A few years later I found out from a friend, who found out from a friend of a friend of someone that Tom and his mother had died in a car accident that morning on the way to their new house. I didn't know how to handle the death of a friend anymore than I had known how to handle him moving so I guess the best way to sum up my reaction to this news is to say that I didn't have a reaction. I think somewhere in my head all that time I had been holding onto thoughts and fantasies of him coming back to me, riding in on a white horse and coming home to stay.
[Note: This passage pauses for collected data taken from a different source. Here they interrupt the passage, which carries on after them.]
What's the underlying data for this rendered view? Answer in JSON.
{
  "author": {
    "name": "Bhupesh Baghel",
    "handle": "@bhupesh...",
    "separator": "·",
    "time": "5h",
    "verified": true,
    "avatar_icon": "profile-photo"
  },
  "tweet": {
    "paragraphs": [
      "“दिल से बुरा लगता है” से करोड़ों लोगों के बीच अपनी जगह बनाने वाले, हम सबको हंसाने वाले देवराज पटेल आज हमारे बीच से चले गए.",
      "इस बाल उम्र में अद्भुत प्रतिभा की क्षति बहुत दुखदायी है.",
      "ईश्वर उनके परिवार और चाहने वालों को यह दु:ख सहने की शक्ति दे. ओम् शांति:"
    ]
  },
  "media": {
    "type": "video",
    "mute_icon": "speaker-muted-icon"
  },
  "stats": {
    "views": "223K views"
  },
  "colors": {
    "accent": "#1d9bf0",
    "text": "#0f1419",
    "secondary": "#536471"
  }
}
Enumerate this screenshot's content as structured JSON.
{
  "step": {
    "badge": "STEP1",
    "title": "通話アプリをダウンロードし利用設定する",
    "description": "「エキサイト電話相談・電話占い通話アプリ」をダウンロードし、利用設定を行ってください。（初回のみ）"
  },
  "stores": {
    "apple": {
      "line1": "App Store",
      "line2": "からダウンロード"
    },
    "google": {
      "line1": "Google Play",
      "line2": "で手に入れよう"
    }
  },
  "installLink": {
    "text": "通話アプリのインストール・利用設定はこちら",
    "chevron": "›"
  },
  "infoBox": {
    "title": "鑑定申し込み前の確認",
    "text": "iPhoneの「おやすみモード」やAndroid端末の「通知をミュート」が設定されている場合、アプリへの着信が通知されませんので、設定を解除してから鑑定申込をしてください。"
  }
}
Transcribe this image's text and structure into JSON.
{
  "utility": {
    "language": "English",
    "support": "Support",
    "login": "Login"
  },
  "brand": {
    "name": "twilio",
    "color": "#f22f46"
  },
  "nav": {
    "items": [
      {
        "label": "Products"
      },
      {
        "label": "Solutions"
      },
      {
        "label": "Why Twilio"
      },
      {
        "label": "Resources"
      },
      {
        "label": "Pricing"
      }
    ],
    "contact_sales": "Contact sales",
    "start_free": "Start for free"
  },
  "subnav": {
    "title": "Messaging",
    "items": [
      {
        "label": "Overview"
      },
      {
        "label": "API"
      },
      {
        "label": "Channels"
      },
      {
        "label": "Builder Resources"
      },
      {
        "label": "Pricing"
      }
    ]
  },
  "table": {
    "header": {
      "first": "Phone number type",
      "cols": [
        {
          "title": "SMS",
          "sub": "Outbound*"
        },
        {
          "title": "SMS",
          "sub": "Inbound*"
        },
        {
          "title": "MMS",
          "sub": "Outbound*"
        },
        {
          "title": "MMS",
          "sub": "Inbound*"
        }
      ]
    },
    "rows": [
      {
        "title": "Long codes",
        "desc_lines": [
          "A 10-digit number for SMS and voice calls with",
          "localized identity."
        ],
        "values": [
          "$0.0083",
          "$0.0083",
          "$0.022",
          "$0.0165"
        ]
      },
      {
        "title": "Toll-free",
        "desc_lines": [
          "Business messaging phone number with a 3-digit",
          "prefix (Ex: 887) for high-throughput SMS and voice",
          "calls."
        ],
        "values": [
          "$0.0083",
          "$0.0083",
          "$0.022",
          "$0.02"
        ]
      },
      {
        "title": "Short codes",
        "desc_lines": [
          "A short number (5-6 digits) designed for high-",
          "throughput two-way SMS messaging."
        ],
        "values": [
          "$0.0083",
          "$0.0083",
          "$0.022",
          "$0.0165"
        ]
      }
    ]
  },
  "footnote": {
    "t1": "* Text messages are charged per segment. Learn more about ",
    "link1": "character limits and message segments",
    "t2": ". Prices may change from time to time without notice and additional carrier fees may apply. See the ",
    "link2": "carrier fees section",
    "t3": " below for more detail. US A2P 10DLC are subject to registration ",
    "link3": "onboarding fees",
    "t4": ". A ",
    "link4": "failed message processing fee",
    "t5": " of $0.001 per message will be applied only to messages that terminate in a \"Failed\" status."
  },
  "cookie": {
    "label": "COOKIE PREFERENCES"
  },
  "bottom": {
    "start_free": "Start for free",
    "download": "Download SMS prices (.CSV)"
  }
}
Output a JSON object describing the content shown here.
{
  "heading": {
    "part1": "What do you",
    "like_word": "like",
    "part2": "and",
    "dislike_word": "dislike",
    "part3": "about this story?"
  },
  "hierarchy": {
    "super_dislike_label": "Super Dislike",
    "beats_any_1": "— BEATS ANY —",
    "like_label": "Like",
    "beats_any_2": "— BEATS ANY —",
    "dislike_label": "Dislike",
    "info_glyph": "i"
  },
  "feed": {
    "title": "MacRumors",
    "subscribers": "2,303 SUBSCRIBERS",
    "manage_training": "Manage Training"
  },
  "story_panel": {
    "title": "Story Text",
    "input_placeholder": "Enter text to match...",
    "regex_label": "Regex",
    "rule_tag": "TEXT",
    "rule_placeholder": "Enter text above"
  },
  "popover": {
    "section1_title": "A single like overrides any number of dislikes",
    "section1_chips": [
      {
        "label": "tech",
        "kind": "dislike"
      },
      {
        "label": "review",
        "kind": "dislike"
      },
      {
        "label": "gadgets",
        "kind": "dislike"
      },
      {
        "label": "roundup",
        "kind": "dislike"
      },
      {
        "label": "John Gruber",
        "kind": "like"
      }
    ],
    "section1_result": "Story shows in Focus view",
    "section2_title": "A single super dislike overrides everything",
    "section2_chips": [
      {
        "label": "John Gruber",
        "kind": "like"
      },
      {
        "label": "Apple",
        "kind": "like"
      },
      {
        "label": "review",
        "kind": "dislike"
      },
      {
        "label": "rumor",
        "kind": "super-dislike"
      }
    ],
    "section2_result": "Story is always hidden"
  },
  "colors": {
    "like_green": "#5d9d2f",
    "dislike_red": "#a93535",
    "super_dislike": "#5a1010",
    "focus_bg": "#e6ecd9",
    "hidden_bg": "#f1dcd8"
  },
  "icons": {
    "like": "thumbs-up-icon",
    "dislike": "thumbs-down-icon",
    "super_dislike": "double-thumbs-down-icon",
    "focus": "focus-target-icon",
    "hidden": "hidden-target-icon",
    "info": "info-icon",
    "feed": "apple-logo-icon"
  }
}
I let go of that idea, but I still didn't let go of him. I kept looking for him as though he was waiting right around every corner even though I knew that he wasn't. I assumed, in a childish manner, that if I didn't accept this news, I could make it untrue. And so that's what I did, I didn't accept this news at face value, I took it as invented trivia and went on with my life. I locked away my memories of him in a place where I could keep them just for myself, just the way they'd been: open ended.
Just a few days ago, I was walking around that neighborhood where we grew up. I walked past my old house. The trees that we planted when I was small had grown just like I had and blossomed into full-blown trees that you could climb if you so desired. I didn't intend to, I don't think, but I walked to his old house, the yard was still unkempt and it looked as though it hadn't been painted since he had lived there. There were men inside, ripping everything apart, disemboweling that old house like a murder victim. I guess someone finally bought it and realized how ugly it was. All over the yard there were bathroom sinks, and tile, and kitchen faucets and doors and windows and all these other things that I had touched and used. Lying on the grass near a rotted out door was a dead bolt that had undoubtedly fell out of the door when it was chucked onto the lawn. I picked the lock up and wiped off the rotten wood that was left clinging to it. There was nothing left for me to see there so I turned around left, walking hastily away from the old dilapidated house. The lock was cold in my hands but I held it tight to my chest anyway.